Competitive Landscape: Align Technology faces significant competition from traditional orthodontic appliance (or wires and brackets) players such as 3M’s Unitek. The company also competes with products similar to InvisAlign Technology, including products from Ormco Orthodontics, a division of Sybron Dental Specialties. Align Technology witnessed a continuous decline in higher average selling prices, primarily resulting from advantage rebate, promotional activity and product mix.

Estimate Trend

The company is witnessing a positive estimate revision trend for 2020. Over the past 30 days, the Zacks Consensus Estimate for its earnings has moved 0.4% north to $6.75.

The Zacks Consensus Estimate for the company’s first-quarter 2020 revenues is pegged at $622.7 million, suggesting a 13.4% rise from the year-ago reported number.

Key Picks

Some better-ranked stocks from the broader medical space are ResMed Inc. (RMD - Free Report) , Medtronic plc (MDT - Free Report) and Hill-Rom Holdings, Inc. .
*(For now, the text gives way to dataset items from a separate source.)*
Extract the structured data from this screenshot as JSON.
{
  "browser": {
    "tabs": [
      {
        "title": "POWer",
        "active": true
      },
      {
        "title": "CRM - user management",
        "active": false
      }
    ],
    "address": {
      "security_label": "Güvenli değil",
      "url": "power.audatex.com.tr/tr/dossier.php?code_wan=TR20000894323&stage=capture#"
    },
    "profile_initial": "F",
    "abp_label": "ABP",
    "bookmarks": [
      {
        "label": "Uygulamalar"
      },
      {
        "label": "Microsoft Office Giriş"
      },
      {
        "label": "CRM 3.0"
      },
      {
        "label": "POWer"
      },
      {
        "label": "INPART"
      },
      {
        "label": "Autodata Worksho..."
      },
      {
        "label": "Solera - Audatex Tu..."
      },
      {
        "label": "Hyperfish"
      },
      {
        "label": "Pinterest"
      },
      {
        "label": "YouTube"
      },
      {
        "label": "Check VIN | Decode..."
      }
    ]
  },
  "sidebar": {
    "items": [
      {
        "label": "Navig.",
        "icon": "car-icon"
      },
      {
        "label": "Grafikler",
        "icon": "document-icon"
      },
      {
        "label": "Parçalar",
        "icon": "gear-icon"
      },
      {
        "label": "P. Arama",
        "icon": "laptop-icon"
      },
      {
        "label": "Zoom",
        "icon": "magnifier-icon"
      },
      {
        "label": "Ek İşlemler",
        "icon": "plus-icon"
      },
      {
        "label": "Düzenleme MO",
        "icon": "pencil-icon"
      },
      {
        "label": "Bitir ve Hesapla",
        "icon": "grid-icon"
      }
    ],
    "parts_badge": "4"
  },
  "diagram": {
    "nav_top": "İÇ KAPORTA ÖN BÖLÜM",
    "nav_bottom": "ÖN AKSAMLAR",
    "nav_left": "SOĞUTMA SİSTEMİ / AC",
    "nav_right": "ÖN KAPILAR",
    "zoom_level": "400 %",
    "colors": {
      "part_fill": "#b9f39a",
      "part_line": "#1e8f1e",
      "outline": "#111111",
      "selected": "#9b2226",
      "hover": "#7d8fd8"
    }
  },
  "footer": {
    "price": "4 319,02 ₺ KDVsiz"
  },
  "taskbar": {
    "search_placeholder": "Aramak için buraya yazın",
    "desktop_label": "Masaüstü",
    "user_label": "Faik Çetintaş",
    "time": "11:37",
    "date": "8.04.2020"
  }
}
ResMed has a projected long-term earnings growth rate of 14.5%. It currently carries a Zacks Rank #2 (Buy). You can see the complete list of today’s Zacks #1 Rank (Strong Buy) stocks here.

Medtronic’s long-term earnings growth rate is estimated at 7.4%. The company presently carries a Zacks Rank #2.

Hill-Rom’s long-term earnings growth rate is estimated at 11.1%. It currently carries a Zacks Rank #2.